In working with different practices in different states, have you seen any using their EHRs or other types of health are IT creatively, in a way that you thought might work for a different provider in a different part of the country?
Yeah, absolutely. Holly Dahlman, MD is at one of our practices, Greenspring Internal Medicine near Baltimore, and she is a nationally recognized Million Hearts champion. She’s doing amazing work with hypertension control. Her use of the EHR is fairly sophisticated. She uses registry functions to identify unrecognized, under-diagnosed, or under-treated patients so that she can then work to engage with them on their heart health. She’ll then initiate home monitoring and reporting of blood pressures from home monitors into her system. It’s great to see one of our practices being one of the stars in that initiative. We’re rolling that out to our other practices.

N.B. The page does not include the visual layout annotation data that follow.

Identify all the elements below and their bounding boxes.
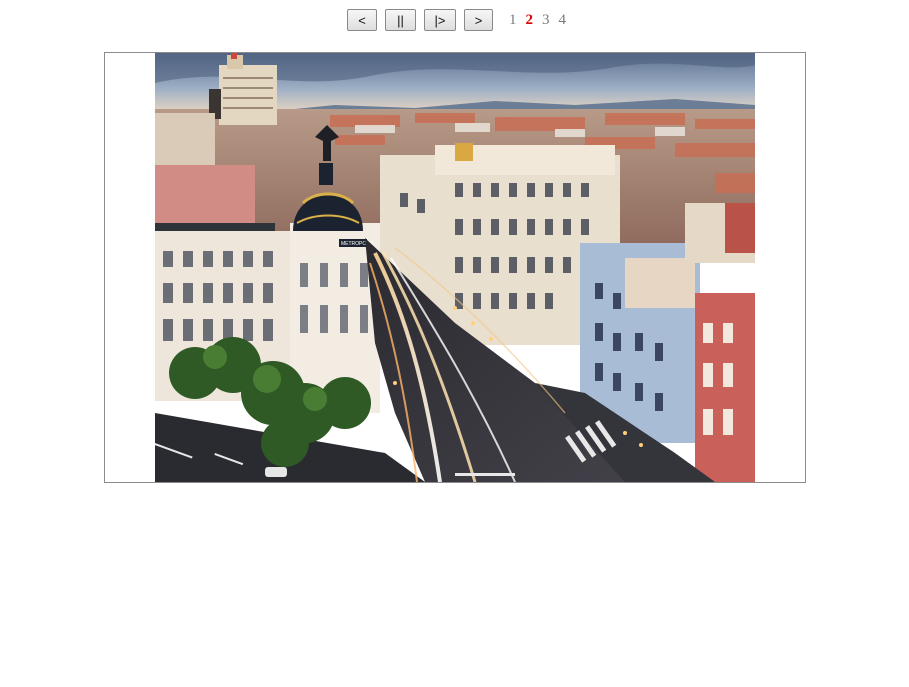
slide-frame: METROPOLIS [104, 52, 806, 483]
next-button[interactable]: > [464, 9, 493, 31]
page-link-1[interactable]: 1 [509, 12, 517, 29]
page-indicator: 1 2 3 4 [509, 12, 575, 29]
page-link-3[interactable]: 3 [542, 12, 550, 29]
page-link-4[interactable]: 4 [559, 12, 567, 29]
slide-image: METROPOLIS [155, 53, 755, 482]
play-button[interactable]: |> [424, 9, 456, 31]
pause-button[interactable]: || [385, 9, 416, 31]
page-link-2[interactable]: 2 [526, 12, 534, 29]
slideshow-controls: < || |> > 1 2 3 4 [347, 9, 575, 31]
city-photo: METROPOLIS [155, 53, 755, 482]
previous-button[interactable]: < [347, 9, 377, 31]
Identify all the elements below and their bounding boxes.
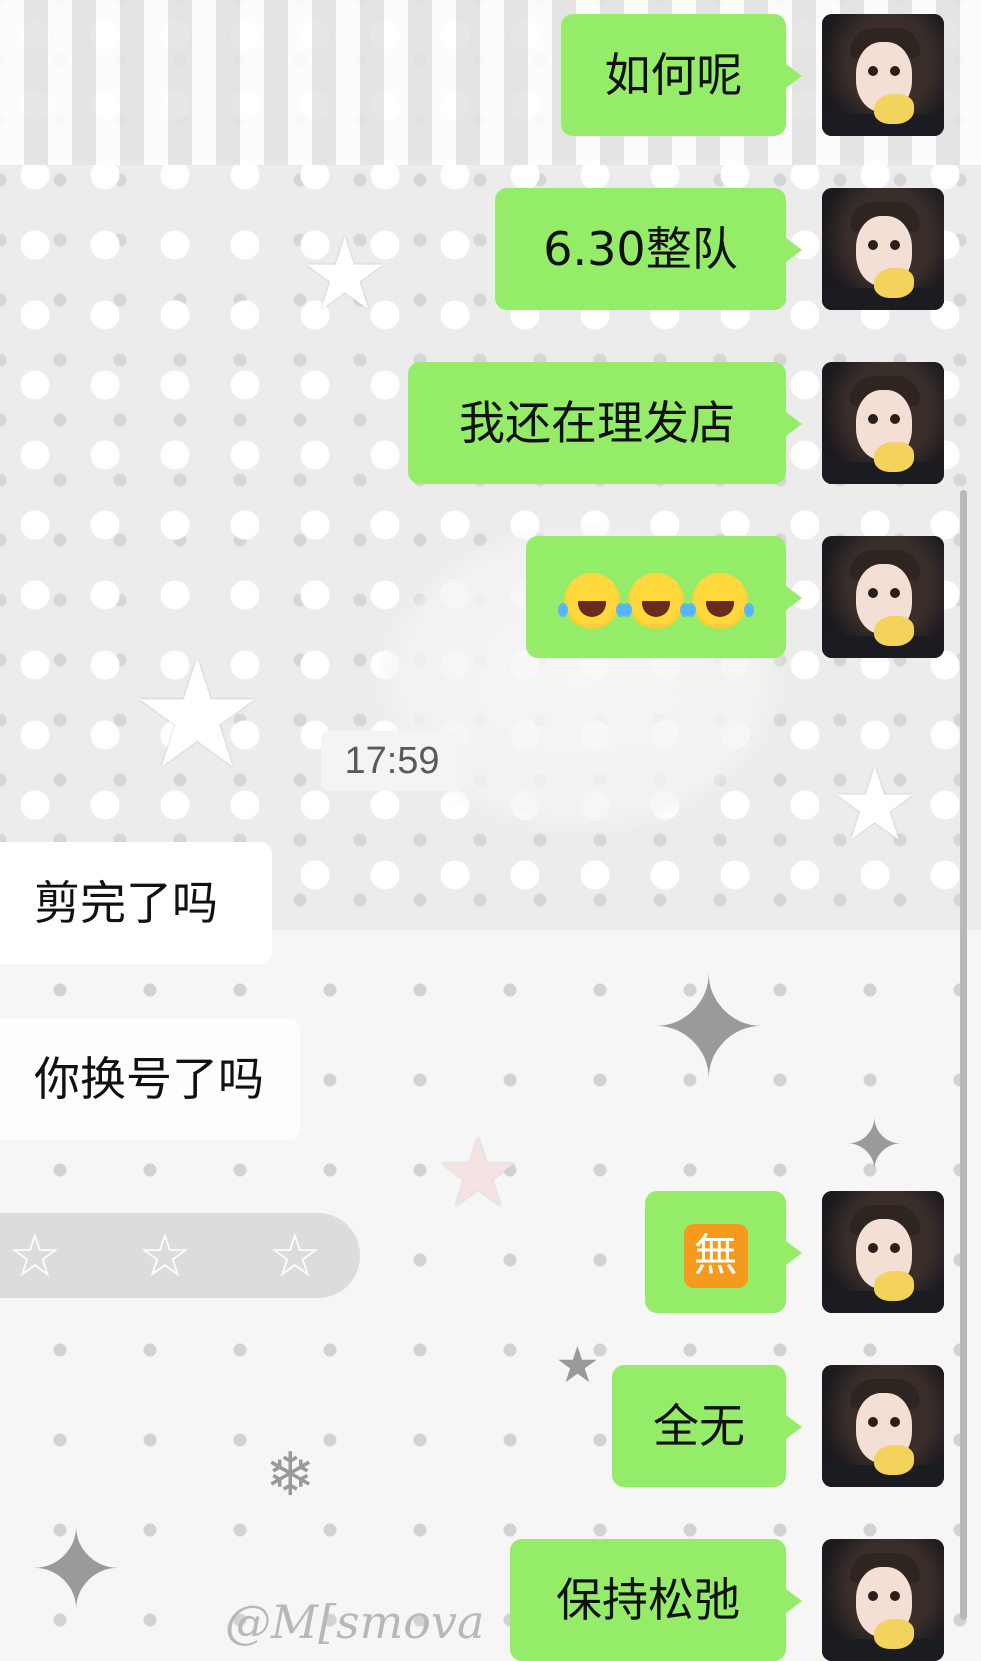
no-charge-emoji-icon: 無 bbox=[683, 1223, 748, 1288]
star-icon: ☆ bbox=[268, 1221, 322, 1291]
wallpaper-watermark: @M[smova bbox=[225, 1595, 485, 1649]
received-message-bubble[interactable]: 剪完了吗 bbox=[0, 842, 272, 964]
sparkle-icon: ✦ bbox=[845, 1104, 904, 1186]
sent-message-bubble[interactable]: 如何呢 bbox=[561, 14, 802, 136]
star-icon: ☆ bbox=[8, 1221, 62, 1291]
sparkle-icon: ✦ bbox=[30, 1506, 123, 1634]
star-icon: ★ bbox=[830, 746, 920, 863]
snowflake-icon: ❄ bbox=[265, 1440, 316, 1510]
avatar[interactable] bbox=[822, 14, 944, 136]
sent-emoji-bubble[interactable]: 無 bbox=[645, 1191, 802, 1313]
star-icon: ☆ bbox=[138, 1221, 192, 1291]
avatar[interactable] bbox=[822, 536, 944, 658]
sparkle-icon: ✦ bbox=[650, 948, 768, 1111]
star-icon: ★ bbox=[435, 1117, 522, 1229]
avatar[interactable] bbox=[822, 188, 944, 310]
avatar[interactable] bbox=[822, 1191, 944, 1313]
star-icon: ★ bbox=[130, 628, 265, 802]
received-message-bubble[interactable]: 你换号了吗 bbox=[0, 1018, 300, 1140]
scrollbar[interactable] bbox=[960, 490, 967, 1620]
stars-decoration: ☆ ☆ ☆ bbox=[0, 1213, 360, 1298]
star-icon: ★ bbox=[300, 216, 390, 333]
tears-of-joy-emoji-icon bbox=[558, 572, 620, 629]
avatar[interactable] bbox=[822, 362, 944, 484]
star-icon: ★ bbox=[555, 1336, 600, 1394]
tears-of-joy-emoji-icon bbox=[686, 572, 748, 629]
message-timestamp: 17:59 bbox=[321, 731, 463, 791]
avatar[interactable] bbox=[822, 1365, 944, 1487]
tears-of-joy-emoji-icon bbox=[622, 572, 684, 629]
avatar[interactable] bbox=[822, 1539, 944, 1661]
sent-message-bubble[interactable]: 6.30整队 bbox=[495, 188, 802, 310]
sent-message-bubble[interactable]: 保持松弛 bbox=[510, 1539, 802, 1661]
sent-message-bubble[interactable]: 全无 bbox=[612, 1365, 802, 1487]
sent-message-bubble[interactable]: 我还在理发店 bbox=[408, 362, 802, 484]
sent-emoji-bubble[interactable] bbox=[526, 536, 802, 658]
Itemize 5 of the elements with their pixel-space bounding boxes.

How many RECs do you interact with? How have you seen their role evolving (or drying up) as EHR adoption plateaus?
Right now, we have partnerships with eight RECs – in New York, Delaware, West Virginia, Tennessee, Kansas, Louisiana, Florida, and Arkansas. As EHR adoption has plateaued over the last year or so, the role of the RECs has evolved, and possibly become more important. Even as EHR market penetration has increased, we’re seeing doctors and their office staff still struggling with operability of some of these systems – not just functionality with other systems, but functionality on their own systems, accessing their own patient data. Some of this has to do with business practices of some EHR vendors, but regardless, the RECs have been there, on the ground with these practices, working to help them get the highest level of functionality out of their system. They are an invaluable piece of on-the-ground support for independent physician practices, and that’s why we’ve chosen to partner with so many of them.
Do you have any final thoughts?
Health IT and delivery reform are twins. You can’t get the full value of each one independently without the other. You can’t do these new payment models without pretty sophisticated use of information technology, but this is a point that is often lost. A lot of these population health-oriented, prevention-oriented, care coordination-oriented technologies don’t make sense in a fee-for-service world, but they make perfect sense in a world where people are paid for outcomes. For the HIStalk listeners, their work in making health IT that works has never been more needed and more significant, and this is going to go not only to the professional and healthcare desires to take the best care possible of patients. It’s actually going to determine the financial and business viability of their organizations; so kudos, keep up the hard work. I’m cheering on both populations.